Em palco é uma figura enigmática, rodeada de instrumentos e electrónicas, movendo-se de forma meticulosa, parecendo querer transportar a assistência para uma sessão de meditação através de um som espaçoso e melódico. O resultado é uma muralha sonora sonhadora, que parece flutuar eternamente pelo espaço.

Dir-se-ia que o álbum do ano passado a lançou definitivamente. É verdade que o seu longa-duração de 2008, Dragging A Dead Deer Up A Hill, a haviam colocado no mapa de artistas a acompanhar e que em 2013, com The Man Who Died In His Boat, trabalhava a matéria dos desejos como poucas. Mas Ruins transformou-se, um pouco inesperadamente, no seu registo mais celebrado.

Não é um disco que respire o ar dos tempos, procurando discretamente um lugar só seu. Talvez nesta época de excesso de signos tenha sido esse, afinal, o segredo.

“Fico sempre surpresa com a forma como reagem aos meus discos e este não foi diferente”, afirma. “Sinto muitas vezes, com vários níveis de desconforto, que estou sozinha e sem mapa.
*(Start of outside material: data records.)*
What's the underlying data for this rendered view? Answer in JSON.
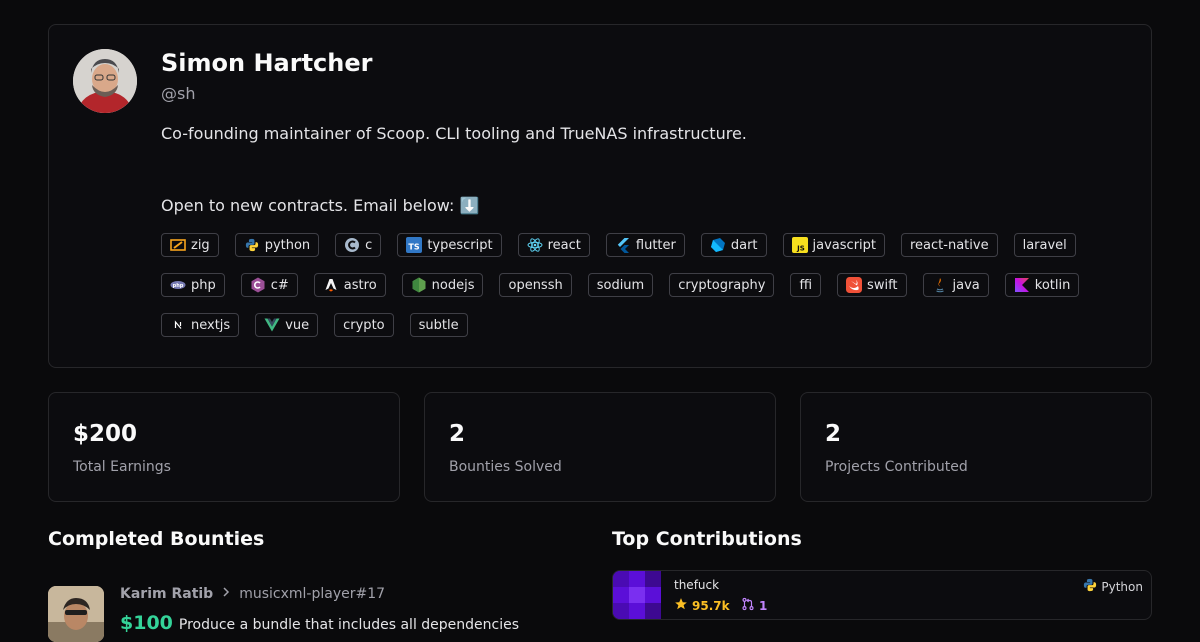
{
  "profile": {
    "name": "Simon Hartcher",
    "handle": "@sh",
    "bio": "Co-founding maintainer of Scoop. CLI tooling and TrueNAS infrastructure.\n\n\nOpen to new contracts. Email below: ⬇️",
    "tags": [
      {
        "label": "zig",
        "icon": "zig-icon"
      },
      {
        "label": "python",
        "icon": "python-icon"
      },
      {
        "label": "c",
        "icon": "c-icon"
      },
      {
        "label": "typescript",
        "icon": "typescript-icon"
      },
      {
        "label": "react",
        "icon": "react-icon"
      },
      {
        "label": "flutter",
        "icon": "flutter-icon"
      },
      {
        "label": "dart",
        "icon": "dart-icon"
      },
      {
        "label": "javascript",
        "icon": "javascript-icon"
      },
      {
        "label": "react-native",
        "icon": ""
      },
      {
        "label": "laravel",
        "icon": ""
      },
      {
        "label": "php",
        "icon": "php-icon"
      },
      {
        "label": "c#",
        "icon": "csharp-icon"
      },
      {
        "label": "astro",
        "icon": "astro-icon"
      },
      {
        "label": "nodejs",
        "icon": "nodejs-icon"
      },
      {
        "label": "openssh",
        "icon": ""
      },
      {
        "label": "sodium",
        "icon": ""
      },
      {
        "label": "cryptography",
        "icon": ""
      },
      {
        "label": "ffi",
        "icon": ""
      },
      {
        "label": "swift",
        "icon": "swift-icon"
      },
      {
        "label": "java",
        "icon": "java-icon"
      },
      {
        "label": "kotlin",
        "icon": "kotlin-icon"
      },
      {
        "label": "nextjs",
        "icon": "nextjs-icon"
      },
      {
        "label": "vue",
        "icon": "vue-icon"
      },
      {
        "label": "crypto",
        "icon": ""
      },
      {
        "label": "subtle",
        "icon": ""
      }
    ]
  },
  "stats": [
    {
      "value": "$200",
      "label": "Total Earnings"
    },
    {
      "value": "2",
      "label": "Bounties Solved"
    },
    {
      "value": "2",
      "label": "Projects Contributed"
    }
  ],
  "sections": {
    "completed_bounties": "Completed Bounties",
    "top_contributions": "Top Contributions"
  },
  "bounty": {
    "sponsor": "Karim Ratib",
    "issue": "musicxml-player#17",
    "amount": "$100",
    "title": "Produce a bundle that includes all dependencies"
  },
  "contribution": {
    "repo": "thefuck",
    "stars": "95.7k",
    "prs": "1",
    "language": "Python"
  },
  "colors": {
    "background": "#0a0a0c",
    "border": "#27272a",
    "bounty_amount": "#34d399",
    "stars": "#fbbf24",
    "prs": "#c084fc"
  }
}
Nesse sentido, qualquer tipo de resposta ao que faço é uma oferenda. Tenho que agradecer ao Sérgio [Hydalgo] e à ZDB. Parte do sucesso deste disco é deles. Fizeram o projecto acontecer no meio de fortes contrariedades e nunca desistiram. Tiveram uma grande confiança em mim. Sinto-me com sorte por haver pessoas que acreditam no que faço. Obrigado, por isso.”